I’ve talked to the Airbnb guys and they are already doing everything they could be doing to help this woman.
Even if you don’t believe they are nice guys (which they are, among the nicest of all the people we’ve funded), do you really think they are so dumb that they don’t realize it’s not worth the bad PR to save money and effort in this situation?
A few thoughts:
1. What the hell?
2. Airbnb’s Christopher Lukezic told me on Wednesday that the company was not responsible for EJ’s losses, that they would be paying anything for her losses, that they are just a service to match people and that they were helping the police find the people who did this. This was on the record, and it was a call we emailed about first. I didn’t take him by surprise. And I read this back to him before I posted.
3. Paul Graham says instead “The spokesman, who’d been told by their lawyers that he couldn’t go into detail about that because of the precedent said “I can’t comment on that.” So Arrington, in typical Arrington fashion said “Well, unless you tell me I’m going to write that you’re not willing to do anything for her.” And he did. Really not cool.
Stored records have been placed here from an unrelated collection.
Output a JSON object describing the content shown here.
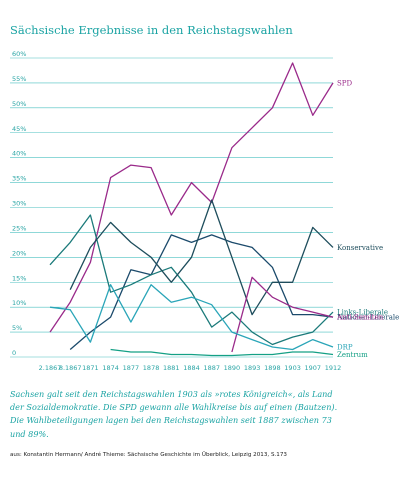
{
  "chart_data": {
    "type": "line",
    "title": "Sächsische Ergebnisse in den Reichstagswahlen",
    "x": [
      "2.1867",
      "8.1867",
      "1871",
      "1874",
      "1877",
      "1878",
      "1881",
      "1884",
      "1887",
      "1890",
      "1893",
      "1898",
      "1903",
      "1907",
      "1912"
    ],
    "yticks": [
      "0",
      "5%",
      "10%",
      "15%",
      "20%",
      "25%",
      "30%",
      "35%",
      "40%",
      "45%",
      "50%",
      "55%",
      "60%"
    ],
    "ylim": [
      0,
      60
    ],
    "grid": true,
    "legend": "inline-right",
    "series": [
      {
        "name": "SPD",
        "color": "#9a2a8a",
        "values": [
          5,
          11,
          19,
          36,
          38.5,
          38,
          28.5,
          35,
          31,
          42,
          46,
          50,
          59,
          48.5,
          55
        ]
      },
      {
        "name": "National-Liberale",
        "color": "#1b4a6b",
        "values": [
          null,
          1.5,
          5,
          8,
          17.5,
          16.5,
          24.5,
          23,
          24.5,
          23,
          22,
          18,
          8.5,
          8.5,
          8
        ]
      },
      {
        "name": "Links-Liberale",
        "color": "#1b7a7a",
        "values": [
          18.5,
          23,
          28.5,
          13,
          14.5,
          16.5,
          18,
          13,
          6,
          9,
          5,
          2.5,
          4,
          5,
          9
        ]
      },
      {
        "name": "Konservative",
        "color": "#1e4d5c",
        "values": [
          null,
          13.5,
          22,
          27,
          23,
          20,
          15,
          20,
          31.5,
          20,
          8.5,
          15,
          15,
          26,
          22
        ]
      },
      {
        "name": "Anti-Semiten",
        "color": "#9a2a8a",
        "values": [
          null,
          null,
          null,
          null,
          null,
          null,
          null,
          null,
          null,
          1,
          16,
          12,
          10,
          9,
          8
        ]
      },
      {
        "name": "DRP",
        "color": "#2aa5b8",
        "values": [
          10,
          9.5,
          3,
          14.5,
          7,
          14.5,
          11,
          12,
          10.5,
          5,
          3.5,
          2,
          1.5,
          3.5,
          2
        ]
      },
      {
        "name": "Zentrum",
        "color": "#14a085",
        "values": [
          null,
          null,
          null,
          1.5,
          1,
          1,
          0.5,
          0.5,
          0.3,
          0.3,
          0.5,
          0.5,
          1,
          1,
          0.5
        ]
      }
    ]
  },
  "text": {
    "caption": "Sachsen galt seit den Reichstagswahlen 1903 als »rotes Königreich«, als Land der Sozialdemokratie. Die SPD gewann alle Wahlkreise bis auf einen (Bautzen). Die Wahlbeteiligungen lagen bei den Reichstagswahlen seit 1887 zwischen 73 und 89%.",
    "source": "aus: Konstantin Hermann/ André Thieme: Sächsische Geschichte im Überblick, Leipzig 2013, S.173"
  },
  "colors": {
    "accent": "#1aa3a3",
    "grid": "#4cc0c0"
  }
}
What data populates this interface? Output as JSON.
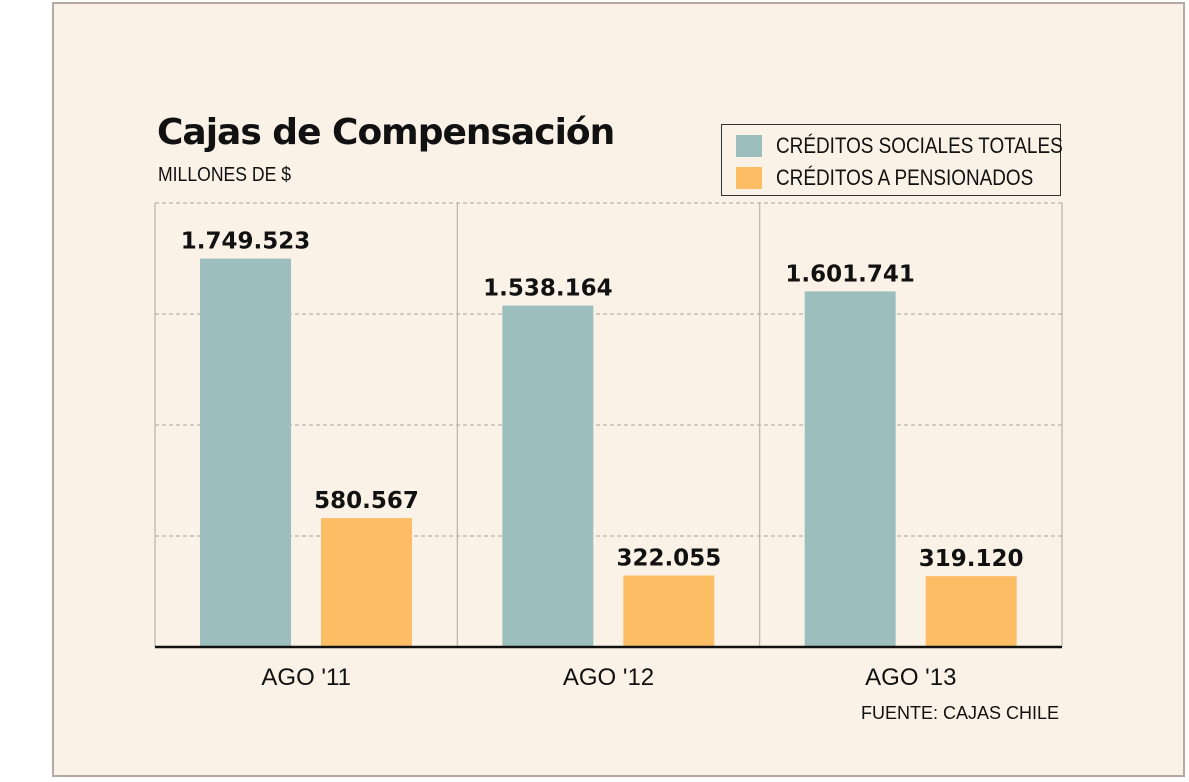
{
  "chart_data": {
    "type": "bar",
    "title": "Cajas de Compensación",
    "subtitle": "MILLONES DE $",
    "categories": [
      "AGO '11",
      "AGO '12",
      "AGO '13"
    ],
    "series": [
      {
        "name": "CRÉDITOS SOCIALES TOTALES",
        "color": "#9cbfbd",
        "values": [
          1749523,
          1538164,
          1601741
        ],
        "labels": [
          "1.749.523",
          "1.538.164",
          "1.601.741"
        ]
      },
      {
        "name": "CRÉDITOS A PENSIONADOS",
        "color": "#fdbd65",
        "values": [
          580567,
          322055,
          319120
        ],
        "labels": [
          "580.567",
          "322.055",
          "319.120"
        ]
      }
    ],
    "ylim": [
      0,
      2000000
    ],
    "grid": true,
    "legend_position": "top-right",
    "source": "FUENTE: CAJAS CHILE"
  },
  "colors": {
    "background": "#faf2e7",
    "frame_border": "#b6a9a4",
    "grid": "#b9b3ad"
  }
}
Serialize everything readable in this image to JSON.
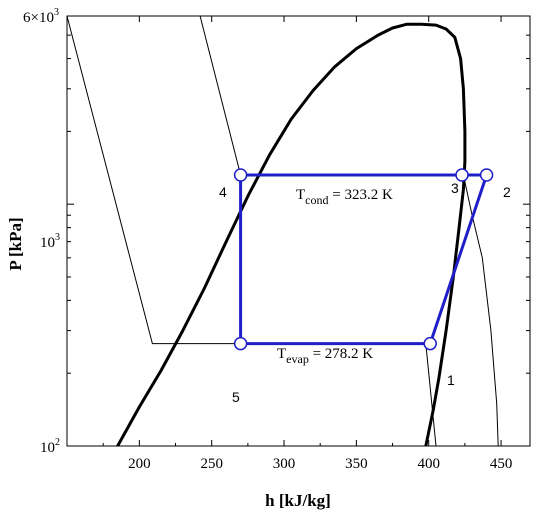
{
  "chart_data": {
    "type": "line",
    "title": "",
    "xlabel": "h [kJ/kg]",
    "ylabel": "P [kPa]",
    "xlim": [
      150,
      470
    ],
    "ylim": [
      100,
      6000
    ],
    "yscale": "log",
    "x_ticks": [
      200,
      250,
      300,
      350,
      400,
      450
    ],
    "x_tick_labels": [
      "200",
      "250",
      "300",
      "350",
      "400",
      "450"
    ],
    "y_ticks": [
      100,
      1000,
      6000
    ],
    "y_tick_labels": [
      {
        "mantissa": "10",
        "exp": "2"
      },
      {
        "mantissa": "10",
        "exp": "3"
      },
      {
        "mantissa": "6×10",
        "exp": "3"
      }
    ],
    "grid": false,
    "series": [
      {
        "role": "saturation-dome",
        "color": "#000000",
        "points": [
          [
            185,
            100
          ],
          [
            200,
            145
          ],
          [
            215,
            205
          ],
          [
            230,
            300
          ],
          [
            245,
            450
          ],
          [
            260,
            700
          ],
          [
            275,
            1080
          ],
          [
            290,
            1600
          ],
          [
            305,
            2250
          ],
          [
            320,
            2950
          ],
          [
            335,
            3700
          ],
          [
            350,
            4400
          ],
          [
            365,
            5000
          ],
          [
            375,
            5350
          ],
          [
            385,
            5550
          ],
          [
            395,
            5550
          ],
          [
            405,
            5500
          ],
          [
            412,
            5300
          ],
          [
            418,
            4900
          ],
          [
            422,
            4000
          ],
          [
            424,
            3000
          ],
          [
            425,
            2000
          ],
          [
            425,
            1500
          ],
          [
            424,
            1150
          ],
          [
            421,
            800
          ],
          [
            417,
            500
          ],
          [
            412,
            300
          ],
          [
            407,
            190
          ],
          [
            403,
            140
          ],
          [
            398,
            100
          ]
        ]
      },
      {
        "role": "isotherm-low",
        "color": "#000000",
        "points": [
          [
            150,
            6000
          ],
          [
            209,
            265
          ],
          [
            398,
            265
          ],
          [
            405,
            100
          ]
        ]
      },
      {
        "role": "isotherm-high",
        "color": "#000000",
        "points": [
          [
            242,
            6000
          ],
          [
            270,
            1320
          ],
          [
            424,
            1320
          ],
          [
            430,
            900
          ],
          [
            437,
            600
          ],
          [
            443,
            300
          ],
          [
            447,
            150
          ],
          [
            448,
            100
          ]
        ]
      },
      {
        "role": "refrigeration-cycle",
        "color": "#1f1fc8",
        "points": [
          [
            270,
            1320
          ],
          [
            423,
            1320
          ],
          [
            440,
            1320
          ],
          [
            401,
            265
          ],
          [
            270,
            265
          ],
          [
            270,
            1320
          ]
        ]
      }
    ],
    "state_points": [
      {
        "label": "1",
        "h": 401,
        "P": 265
      },
      {
        "label": "2",
        "h": 440,
        "P": 1320
      },
      {
        "label": "3",
        "h": 423,
        "P": 1320
      },
      {
        "label": "4",
        "h": 270,
        "P": 1320
      },
      {
        "label": "5",
        "h": 270,
        "P": 265
      }
    ],
    "annotations": [
      {
        "text_main": "T",
        "text_sub": "cond",
        "text_rest": " = 323.2 K"
      },
      {
        "text_main": "T",
        "text_sub": "evap",
        "text_rest": " = 278.2 K"
      }
    ]
  },
  "colors": {
    "cycle": "#1f1fc8",
    "lines": "#000000",
    "marker_fill": "#ffffff"
  }
}
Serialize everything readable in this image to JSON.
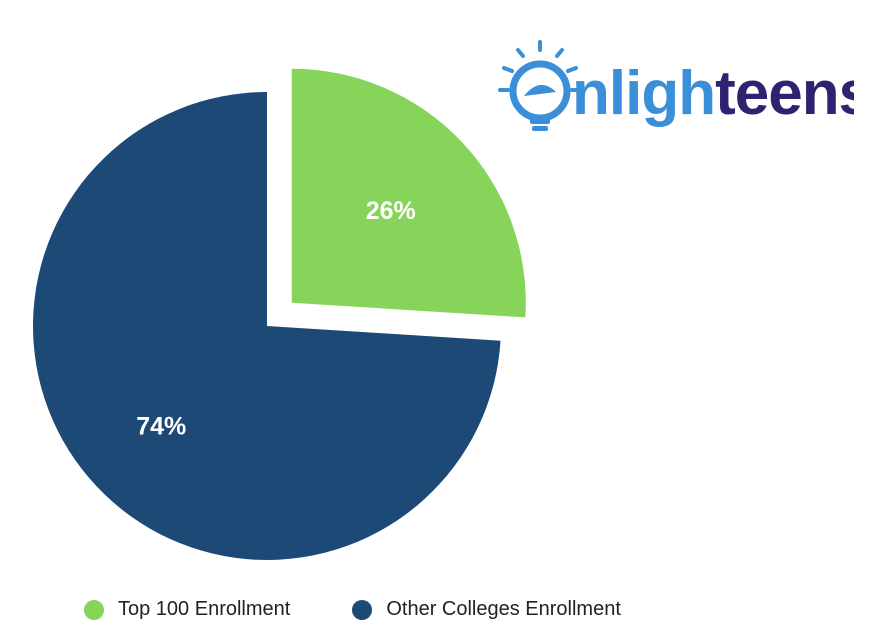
{
  "brand": {
    "logo_text": "enlighteens",
    "logo_text_colors": {
      "bulb": "#3b8fd9",
      "primary": "#3b8fd9",
      "secondary": "#2e2371"
    }
  },
  "chart_data": {
    "type": "pie",
    "title": "",
    "slices": [
      {
        "name": "Top 100 Enrollment",
        "value": 26,
        "label": "26%",
        "color": "#86d45a",
        "exploded": true
      },
      {
        "name": "Other Colleges Enrollment",
        "value": 74,
        "label": "74%",
        "color": "#1d4976",
        "exploded": false
      }
    ],
    "legend": {
      "placement": "bottom",
      "items": [
        "Top 100 Enrollment",
        "Other Colleges Enrollment"
      ]
    }
  }
}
That’s a lie. What he said is what I wrote in no. 2 above, and what was in the original post.
4. Following publication of that Post, Airbnb Brian Chesky called me and I updated that post with his comments, mentioning that there was some miscommunication. I retweeted that there was an important update, and added a bold header at the top of the post mentioning the update.
5. I then added another update, an email from Lukezic. And another update pointing to a guest post by Chesky on the issue. It is absurd to think that I made up the statements that Lukezic made to me in our first interview. It wasn’t even really relevant to the story.
6. Chesky repeatedly thanked me for the updates by email and on the phone. If Lukezic wants to publicly call me a liar, he should do so directly.
7. I’ve seen this exact behavior before with the Scamville stuff a couple of years ago.
The real problem here isn’t some mixup in communication with me. The real problem is that the victim wrote that follow up post yesterday calling Airbnb out and making new allegations of an attempted cover up.
It kind of feels to me that what Airbnb really wants to do is call the victim, EJ, a liar. But they’re certainly not going to do that (although if they have evidence that she’s lying, they should be talking about that). Instead, they focus on us, call me dishonest and suggesting that the whole story is “bullshit.”
One thing I love about our readers is that they’re independent thinkers. Often they don’t agree with my opinions, and say so loudly. But this goes too far. I’m not the person who grossly mishandled a PR crisis. I’m not the person who made factually inaccurate statements on the record. I’m not the person who tried to convince a woman who’s life has been shattered to remove a blog post.
At least have the decency to stand up and say you’re wrong, Airbnb, and apologize for the lies. Because hiding behind investors, and attacking the press, is both dishonorable and stupid. That’s no way to gain customer trust.
PS – If you review our historical coverage of Airbnb, it’s hard to say there’s anything but a pattern of cheerleading the company on since it launched in 2008. And we’ve been massive, unquestioning supporters of Y Combinator over the years as well. I don’t know what Paul Graham means by “typical Arrington fashion,” but I do know this. It’s not my job to fix it when companies do stupid things.